Patrik Rogalla; Jennifer Fratesi; Sonja Kandel; Demetris Patsios; Farzad Khalvati; Sean Carey

doi:10.1177/08465371241280219

Development and Evaluation of an Automated Protocol Recommendation System for Chest CT Using Natural Language Processing With CLEVER Terminology Word Replacement

Can Assoc Radiol J. 2024 Sep 24:8465371241280219. doi: 10.1177/08465371241280219. Online ahead of print.

Authors

Patrik Rogalla¹, Jennifer Fratesi¹, Sonja Kandel¹, Demetris Patsios¹, Farzad Khalvati², Sean Carey¹

Affiliations

¹ Joint Department of Medical Imaging, University of Toronto, Toronto, ON, Canada.
² Departments of Medical Imaging and Computer Science, University of Toronto, Toronto, ON, Canada.

PMID: 39315514
DOI: 10.1177/08465371241280219

Abstract

Purpose: To evaluate the clinical performance of a Protocol Recommendation System (PRS) automatic protocolling of chest CT imaging requests. Materials and Methods: 322 387 consecutive historical imaging requests for chest CT between 2017 and 2022 were extracted from a radiology information system (RIS) database containing 16 associated patient information values.
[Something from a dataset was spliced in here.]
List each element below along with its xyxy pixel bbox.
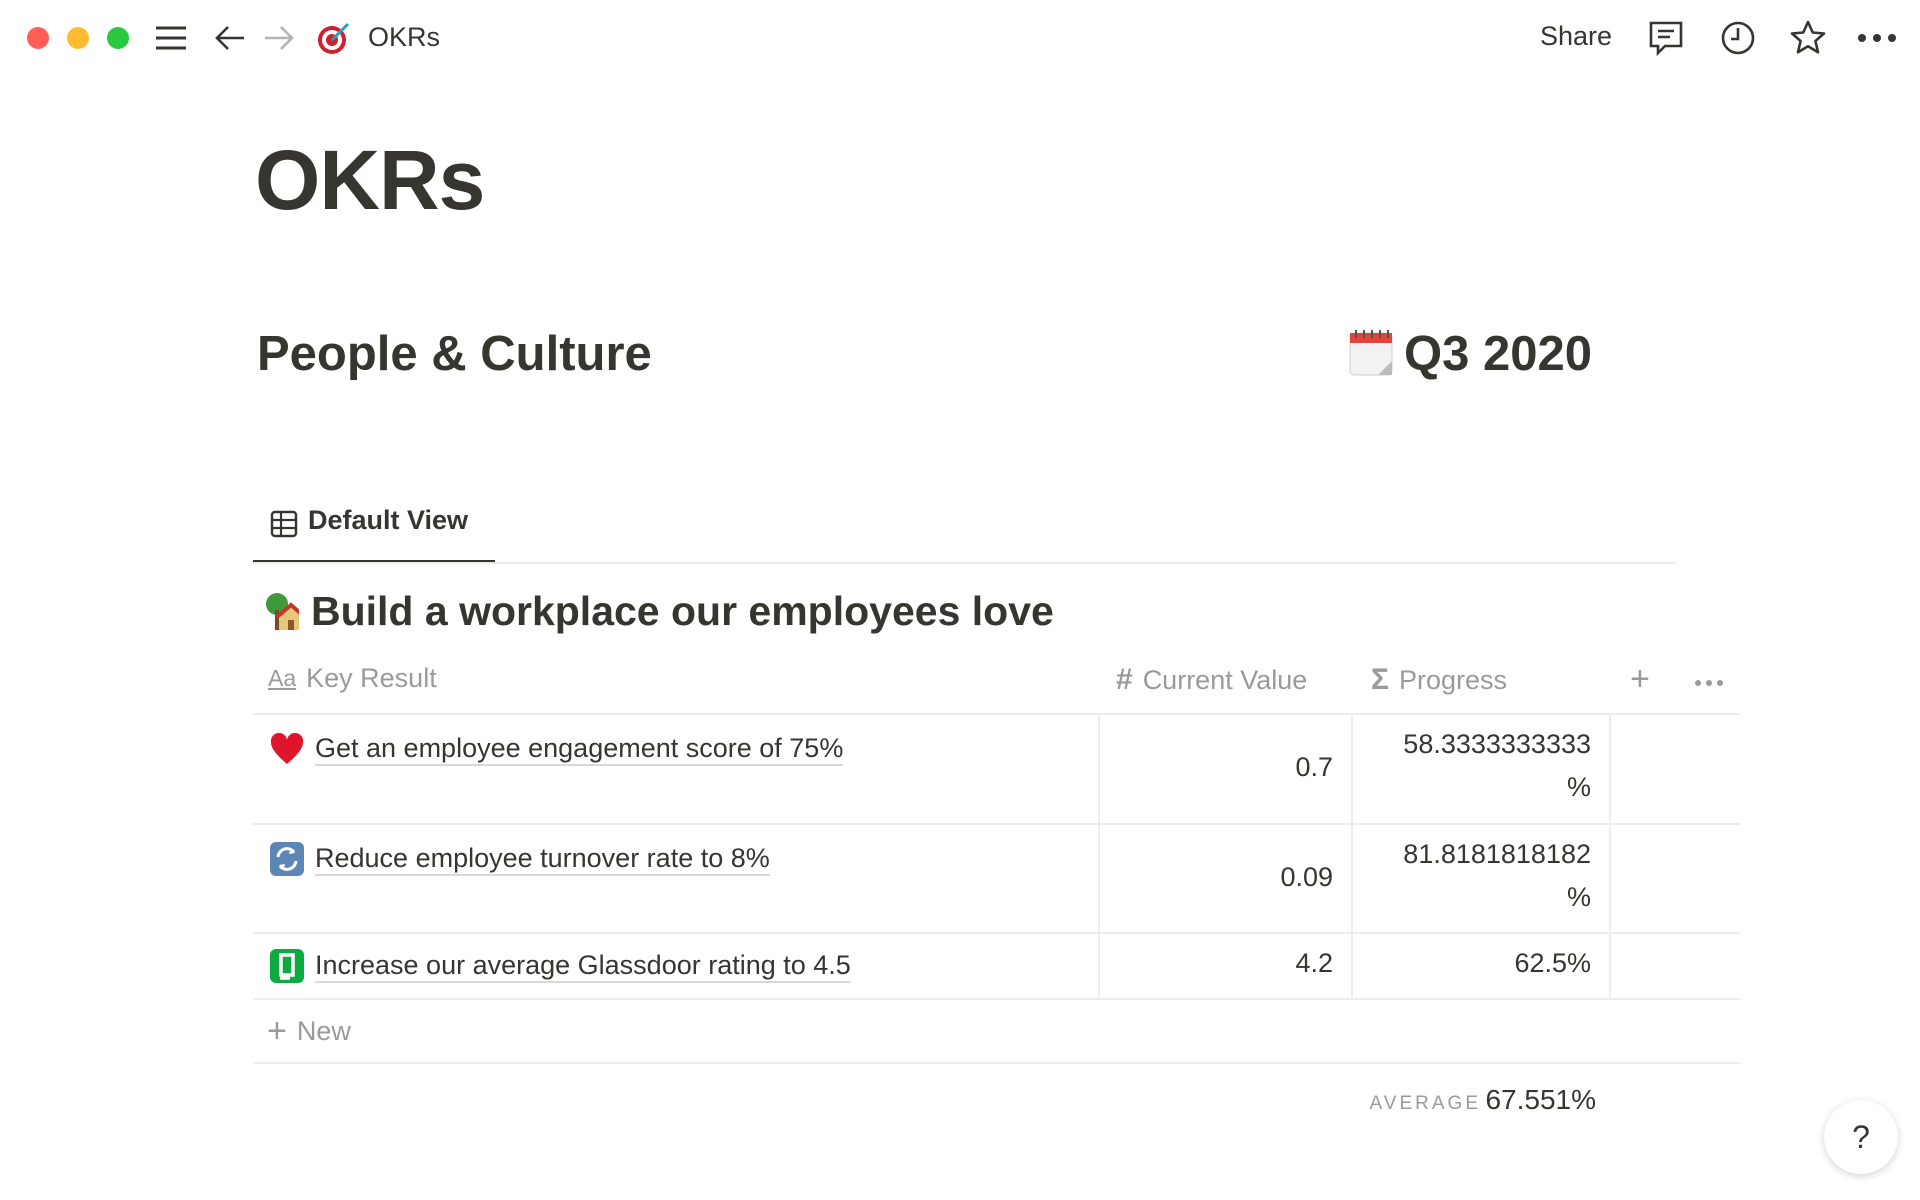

Records with missing fields and protocols with <100 occurrences were removed, leaving 18 protocols for training. After freetext pre-processing and applying CLEVER terminology word replacements, the features of a bag-of-words model were used to train a multinomial logistic regression classifier. Four readers protocolled 300 clinically executed protocols (CEP) based on all clinically available information. After their selection was made, the PRS and CEP were unblinded, and the readers were asked to score their agreement (1 = severe error, 2 = moderate error, 3 = disagreement but acceptable, 4 = agreement). The ground truth was established by the readers' majority selection, a judge helped break ties. For the PRS and CEP, the accuracy and clinical acceptability (scores 3 and 4) were calculated. The readers' protocolling reliability was measured using Fleiss' Kappa. Results: Four readers agreed on 203/300 protocols, 3 on 82/300 cases, and in 15 cases, a judge was needed. PRS errors were found by the 4 readers in 1%, 2.7%, 1%, and 0.7% of the cases, respectively. The accuracy/clinical acceptability of the PRS and CEP were 84.3%/98.6% and 83.0%/99.3%, respectively. The Fleiss' Kappa for all readers and all protocols was 0.805. Conclusion: The PRS achieved similar accuracy to human performance and may help radiologists master the ever-increasing workload.

Keywords: chest; computed tomography; natural language processing; protocols.